Cris: Hmm... *soft chuckling* Ten years ago. Daphne went to public pre-K. It was a brand new school, she had a fantastic Christian teacher, everything could not have been better. And yet, whenever I went there and volunteered or did their things for parents, it was surprising to me how, despite her wonderful teacher, everything (secular) was allowed in, but God was kept out. 

 

It just so happened that our little tiny church had a large percentage of homeschoolers, and so I started talking with them and considering homeschooling. Which is strange because I never considered homeschooling as a viable thing at all. But it was just like God got a hold of me and I thought "How can I justify (a system) where my children are going to be- for 5 days a week, 8 hours a day- in a place that's not allowed to show that God is the source of everything, and still say that God is the most important thing to our family?" So that's what really made the decision.

 

Me: You say you never saw homeschooling as a viable option.

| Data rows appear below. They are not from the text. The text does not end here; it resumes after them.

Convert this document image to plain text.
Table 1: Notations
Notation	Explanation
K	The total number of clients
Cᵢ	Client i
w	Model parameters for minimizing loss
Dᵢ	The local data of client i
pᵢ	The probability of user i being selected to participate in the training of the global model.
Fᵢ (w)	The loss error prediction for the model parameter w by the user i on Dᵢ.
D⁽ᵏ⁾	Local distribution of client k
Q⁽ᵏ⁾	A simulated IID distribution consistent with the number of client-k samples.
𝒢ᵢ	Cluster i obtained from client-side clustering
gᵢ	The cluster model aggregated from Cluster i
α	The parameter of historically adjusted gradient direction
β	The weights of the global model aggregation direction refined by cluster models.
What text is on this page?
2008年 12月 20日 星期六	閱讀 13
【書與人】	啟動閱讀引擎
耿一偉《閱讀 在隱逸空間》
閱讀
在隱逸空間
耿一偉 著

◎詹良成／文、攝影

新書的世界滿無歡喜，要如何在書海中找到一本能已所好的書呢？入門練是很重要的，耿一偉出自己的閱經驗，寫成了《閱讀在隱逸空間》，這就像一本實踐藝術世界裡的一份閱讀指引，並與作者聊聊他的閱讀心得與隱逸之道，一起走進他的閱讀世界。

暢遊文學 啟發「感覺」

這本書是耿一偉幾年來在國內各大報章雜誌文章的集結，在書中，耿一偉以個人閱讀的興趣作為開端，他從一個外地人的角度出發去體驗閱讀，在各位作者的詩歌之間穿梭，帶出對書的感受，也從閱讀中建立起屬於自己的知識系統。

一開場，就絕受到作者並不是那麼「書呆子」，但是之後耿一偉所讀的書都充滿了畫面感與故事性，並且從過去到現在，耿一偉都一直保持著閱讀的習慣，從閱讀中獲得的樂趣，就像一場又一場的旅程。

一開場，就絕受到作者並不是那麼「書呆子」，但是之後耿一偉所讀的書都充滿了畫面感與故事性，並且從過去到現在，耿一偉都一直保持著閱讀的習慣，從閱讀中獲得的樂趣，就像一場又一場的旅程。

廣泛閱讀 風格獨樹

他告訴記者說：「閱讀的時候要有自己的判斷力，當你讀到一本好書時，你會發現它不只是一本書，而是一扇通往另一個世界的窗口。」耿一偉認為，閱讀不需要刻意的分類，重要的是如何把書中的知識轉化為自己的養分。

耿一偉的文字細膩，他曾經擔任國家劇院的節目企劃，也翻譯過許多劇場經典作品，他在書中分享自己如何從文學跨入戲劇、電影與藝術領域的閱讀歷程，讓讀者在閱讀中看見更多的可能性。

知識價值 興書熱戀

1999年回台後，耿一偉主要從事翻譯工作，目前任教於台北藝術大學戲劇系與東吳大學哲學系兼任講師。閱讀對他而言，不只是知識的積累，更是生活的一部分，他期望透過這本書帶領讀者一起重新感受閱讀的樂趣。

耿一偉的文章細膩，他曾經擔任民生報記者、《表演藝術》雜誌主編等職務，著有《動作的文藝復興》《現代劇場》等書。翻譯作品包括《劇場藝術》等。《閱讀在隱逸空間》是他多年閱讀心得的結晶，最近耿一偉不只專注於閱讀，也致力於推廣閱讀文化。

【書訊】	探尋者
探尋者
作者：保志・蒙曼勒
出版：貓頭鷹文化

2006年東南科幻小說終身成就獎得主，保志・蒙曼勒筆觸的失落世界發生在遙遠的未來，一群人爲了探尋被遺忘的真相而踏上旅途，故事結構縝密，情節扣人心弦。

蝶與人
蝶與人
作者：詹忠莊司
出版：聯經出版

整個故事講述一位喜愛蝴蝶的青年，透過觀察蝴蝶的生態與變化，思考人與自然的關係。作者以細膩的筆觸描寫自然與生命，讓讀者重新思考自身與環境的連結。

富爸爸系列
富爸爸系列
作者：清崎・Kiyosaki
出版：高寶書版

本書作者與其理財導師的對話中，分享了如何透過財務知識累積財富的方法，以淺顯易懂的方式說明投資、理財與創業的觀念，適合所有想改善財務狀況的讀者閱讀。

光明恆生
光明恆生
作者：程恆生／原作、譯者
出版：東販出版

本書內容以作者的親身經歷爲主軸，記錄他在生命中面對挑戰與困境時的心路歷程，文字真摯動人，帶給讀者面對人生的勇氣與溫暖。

So what was your view of education before coming to the decision to homeschool? 

 

Cris: My parents are retired public educators. Growing up, education was our religion. Education was everything. And for me it was a great fit because I was what the current education system was made for, the teacher tells you to do something and you do it and then you get affirmation. And I was the model kid, so I got affirmation all the way through high school . And then I went to college and it was great, I would have stayed there forever if I had my choice. It was fantastic!

 

I had nothing but positive experiences with my own education. So, basically my view of education was to do what everybody else did. I didn't see a reason why not. 

 

Me: So your view of homeschooling at that time was something like "a group of parents that see this perfectly good education system that turns out perfectly good people, and they say 'nah, I'd rather keep my kids at home'"?

 

Cris: Yeah. Initially I thought of it like a version of helicopter parenting. Like they just didn't want to cut the cord.

 

It wasn't until we moved (to Georgia) that I saw that some of these people are actually normal, or at least normal enough. And actually better than normal in a lot of ways, especially the kids. They seemed a lot more independent, they actually made eye contact with people. I wanted that.

 

Me: So you got to the point where you realized that, as good as your personal public school education experience was, the current school system couldn't meet the standard for moral instruction or worldview construction that you wanted for your child, so you decided to make those things the priority and embark on this journey of homeschooling?

 

Cris: Right! Both my husband and I cared a lot about academics and we loved books, so we knew that there would already be an academic environment at home, and we figured that that, plus all of the available materials and programs, would make this whole thing something that we could do.

 

We found Classical Conversations when I was looking for a program with more of a "one room schoolhouse" feel, something where I could teach one subject to a variety of ages. 

 

Me: That was going to be my next question! What attracted you to Classical Conversations?

 

Cris: Well, what I love about the classical model is that they have less busy work to do, its really focused on memorization and then going as deep as you can with the material. It's great because the focus is on character building and whatever is most important to your family. It allows for the parents to teach and make changes - for example, reading out loud as a family is very important to us and it fits really well with the Classical Conversations curriculum- while our weekly presentations provide just the right amount of accountability.